Междуштатная автомагистраль 84 прорезает просторы плато Снейк-Ривер. Это плоские обширные земли, высеченные потоками лавы, с мелким кустарником, черной горной породой, зайцами и оленями. Фермерские угодья встречаются эпизодически, не всюду проведена вода. Сахарная свекла и люцерна. Овцы. Границы пастбищ и полей – ровные зеленые линии на фоне рыжеватой, в кратерах, земли, неохотно уступленные. В некоторых кратерах скопилась вода, неожиданные промельки серебристо-голубого среди бесконечного коричневого.
Такие пейзажи Энн видит впервые – вчера она проезжала здесь в полутьме. Когда-то она ездила в Грейнджвилл, но те места плохо ей запомнились, за исключением кладбища, где она похоронила Уэйда.

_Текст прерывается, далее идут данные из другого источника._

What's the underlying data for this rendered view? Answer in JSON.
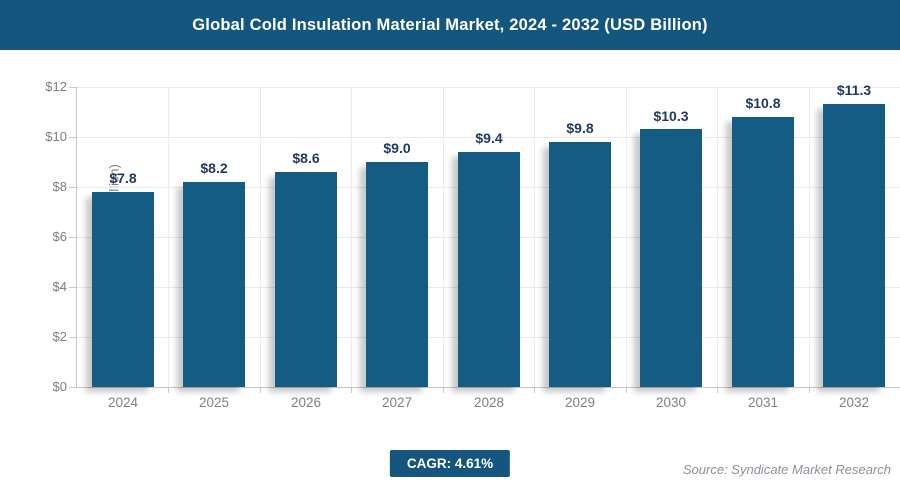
{
  "header": {
    "title": "Global Cold Insulation Material Market, 2024 - 2032 (USD Billion)"
  },
  "chart_data": {
    "type": "bar",
    "title": "Global Cold Insulation Material Market, 2024 - 2032 (USD Billion)",
    "categories": [
      "2024",
      "2025",
      "2026",
      "2027",
      "2028",
      "2029",
      "2030",
      "2031",
      "2032"
    ],
    "values": [
      7.8,
      8.2,
      8.6,
      9.0,
      9.4,
      9.8,
      10.3,
      10.8,
      11.3
    ],
    "value_labels": [
      "$7.8",
      "$8.2",
      "$8.6",
      "$9.0",
      "$9.4",
      "$9.8",
      "$10.3",
      "$10.8",
      "$11.3"
    ],
    "xlabel": "",
    "ylabel": "Market Size (USD Billion)",
    "ylim": [
      0,
      12
    ],
    "ytick_step": 2,
    "ytick_labels": [
      "$0",
      "$2",
      "$4",
      "$6",
      "$8",
      "$10",
      "$12"
    ],
    "grid": true,
    "legend": false,
    "bar_color": "#145C84",
    "value_label_color": "#1E3A5F"
  },
  "footer": {
    "cagr_label": "CAGR: 4.61%",
    "source": "Source: Syndicate Market Research"
  },
  "colors": {
    "banner": "#15567E",
    "bar": "#145C84",
    "axis_text": "#7E7E7E",
    "gridline": "#E9E9E9"
  }
}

Просто удивительно, как сильно этот Айдахо отличается от ее собственного, и по временам ей кажется, что об этом можно бы упомянуть вслух.
Но Дженни, тридцать лет не видевшая ничего, кроме тюремного двора и стоянки, сидит тихо, разглядывая природу со спокойным смирением, теплым, любопытным взглядом.
Поэтому Энн не показывает своего удивления. В кои-то веки она не в силах представить ничего, кроме окружающих ее предметов. Она как-то по-особенному чувствует руки и лицо. Она то и дело поглядывает на Дженни, но та не встречает ее взгляд.
В бардачке, все в том же надорванном конверте, лежит старое письмо Джун Бейли Ро. Рано или поздно ей придется сказать Дженни, что оно там. Сообщить, что деньги хранятся на банковском счете в Москоу. Но сейчас она даже не может угостить Дженни яблочным хлебом, который испекла в дорогу, он тоже лежит в бардачке – в бумажном пакете. Энн боится благодарности Дженни, боится, что та неверно истолкует ее мотивы. Раньше ее, вероятно, привело бы сюда чувство вины, отчаянное желание получить у Дженни прощение. Еще раньше – любопытство, вопрос.
Но теперь все совсем иначе. Энн уже не молода. Гора исчезла. Любовь всей ее жизни исчезла. У нее есть отец и дядя. Но больше она никого не знает в этом мире.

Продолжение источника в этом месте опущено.